Some of you may be interested in this article I wrote for HPCwire last week about benchmarking the performance of cloud — and particularly scientific computing — performance
It was inevitable that with all the hype and marketing dollars directed at cloud computing these days that someone would eventually start trying to use them for real work. Of course, this puts a nasty wrinkle into marketing plans because once people starting using them for real work, then there are actual performance results. The results themselves aren’t too troubling because they are usually point cases, and negative messages are easily explained away by calling on the vagaries of a particular software stack and the giving away of snazzy memory sticks. But then the results lead the engineering-minded to wonder whether all of the available cloud computing alternatives behave in the same way, and if not which of the them might be best suited for a particular task. This leads to standardized testing and then, before you know it, we have full-fledged benchmarking on our hands.

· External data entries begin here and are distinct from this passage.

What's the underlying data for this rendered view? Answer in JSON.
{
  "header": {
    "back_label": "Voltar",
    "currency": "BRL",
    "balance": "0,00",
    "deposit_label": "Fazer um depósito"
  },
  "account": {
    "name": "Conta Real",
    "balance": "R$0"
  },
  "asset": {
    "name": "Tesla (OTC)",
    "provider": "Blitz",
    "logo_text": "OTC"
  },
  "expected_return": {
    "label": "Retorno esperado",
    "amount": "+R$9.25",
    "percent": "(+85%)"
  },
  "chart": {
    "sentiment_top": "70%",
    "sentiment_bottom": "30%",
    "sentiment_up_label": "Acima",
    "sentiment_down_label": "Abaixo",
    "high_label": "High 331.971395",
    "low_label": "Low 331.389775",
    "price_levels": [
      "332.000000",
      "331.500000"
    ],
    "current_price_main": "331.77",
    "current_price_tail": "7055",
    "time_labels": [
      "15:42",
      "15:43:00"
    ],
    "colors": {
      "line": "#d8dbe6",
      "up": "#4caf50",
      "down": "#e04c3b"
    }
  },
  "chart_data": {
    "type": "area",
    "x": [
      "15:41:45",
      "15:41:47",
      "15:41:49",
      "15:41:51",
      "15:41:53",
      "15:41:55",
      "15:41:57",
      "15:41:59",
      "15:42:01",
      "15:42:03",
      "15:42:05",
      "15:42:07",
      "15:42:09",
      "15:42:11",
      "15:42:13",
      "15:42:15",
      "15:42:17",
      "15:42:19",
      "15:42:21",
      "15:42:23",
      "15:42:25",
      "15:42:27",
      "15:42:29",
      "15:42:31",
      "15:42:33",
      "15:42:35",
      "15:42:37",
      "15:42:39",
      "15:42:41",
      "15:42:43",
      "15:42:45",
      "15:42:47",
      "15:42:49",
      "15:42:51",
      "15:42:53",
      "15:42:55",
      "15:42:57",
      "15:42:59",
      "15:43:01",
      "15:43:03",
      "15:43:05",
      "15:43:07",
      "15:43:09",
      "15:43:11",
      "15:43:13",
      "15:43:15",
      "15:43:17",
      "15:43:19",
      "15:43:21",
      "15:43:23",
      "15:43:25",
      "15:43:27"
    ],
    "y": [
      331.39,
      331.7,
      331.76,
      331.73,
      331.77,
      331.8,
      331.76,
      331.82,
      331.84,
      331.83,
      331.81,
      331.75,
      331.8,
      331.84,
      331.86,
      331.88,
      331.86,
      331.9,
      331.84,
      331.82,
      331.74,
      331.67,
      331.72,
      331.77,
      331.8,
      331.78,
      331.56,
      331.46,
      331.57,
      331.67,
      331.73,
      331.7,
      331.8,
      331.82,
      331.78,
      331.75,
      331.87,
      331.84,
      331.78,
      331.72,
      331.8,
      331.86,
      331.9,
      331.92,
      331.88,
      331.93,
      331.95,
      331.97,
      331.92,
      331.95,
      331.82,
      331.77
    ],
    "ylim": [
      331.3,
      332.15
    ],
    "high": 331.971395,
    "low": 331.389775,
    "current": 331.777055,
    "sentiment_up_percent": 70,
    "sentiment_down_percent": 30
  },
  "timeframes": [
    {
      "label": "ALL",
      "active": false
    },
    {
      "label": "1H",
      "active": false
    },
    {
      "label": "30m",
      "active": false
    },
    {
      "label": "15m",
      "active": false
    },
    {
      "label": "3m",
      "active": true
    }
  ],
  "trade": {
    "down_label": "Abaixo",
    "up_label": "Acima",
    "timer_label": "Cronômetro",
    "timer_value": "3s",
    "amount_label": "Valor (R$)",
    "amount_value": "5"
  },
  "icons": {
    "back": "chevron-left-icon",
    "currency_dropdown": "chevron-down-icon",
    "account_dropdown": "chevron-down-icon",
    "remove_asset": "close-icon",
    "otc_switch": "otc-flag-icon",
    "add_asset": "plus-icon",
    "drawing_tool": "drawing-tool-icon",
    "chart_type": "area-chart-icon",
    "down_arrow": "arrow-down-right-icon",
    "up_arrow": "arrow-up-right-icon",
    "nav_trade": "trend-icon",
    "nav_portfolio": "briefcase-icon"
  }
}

…So, while traditional approaches to benchmarking, and traditional benchmarks for that matter, will provide some useful information about the performance of clouds, the traditional testing philosophy behind most benchmarks today doesn’t lend itself to creating a test of merit that enables comparison of two clouds with one another in a way that takes into account the very features that make them interesting technology solutions for certain classes of problems in the first place.
In the article I talk about some of the recent work on benchmarking efforts for clouds that are designed to take into account the unique features of clouds as a service, and I highlight some interesting results from the Open Cloud Consortium on a new benchmark called MalStone aimed specifically at clouds that are used for large scale data manipulation (where by “large” I mean up to 100TB of data).
Something that I don’t talk about in the article is the work that Grossman’s team has done on the software that generates the test data used by benchmark runs, MalGen. This is what project lead Bob Grossman had to say about MalGen
The MalStone Project (on google code) includes an open source data generator called MalGen. MalGen is designed to generated 10 billion to a 1 trillion synthetic events that represent realistic distributions, are distributed across a cloud, and present consistent information regarding the stylized compromises. Several of the distributions represent power law distributions: there are a few sites with many visitors and many sites with very few visitors and the variation follows a power law. In contrast, TeraSort (and its successors Gray Sort, Minute Sort etc.) simply generate random data for sorting, which is quite simple to do in a cluster. One of the challenges for data intensive computing is generating interesting very large datasets contains trillions and more events. A good fraction of the work was work on MalGen in order to support the MalStone project.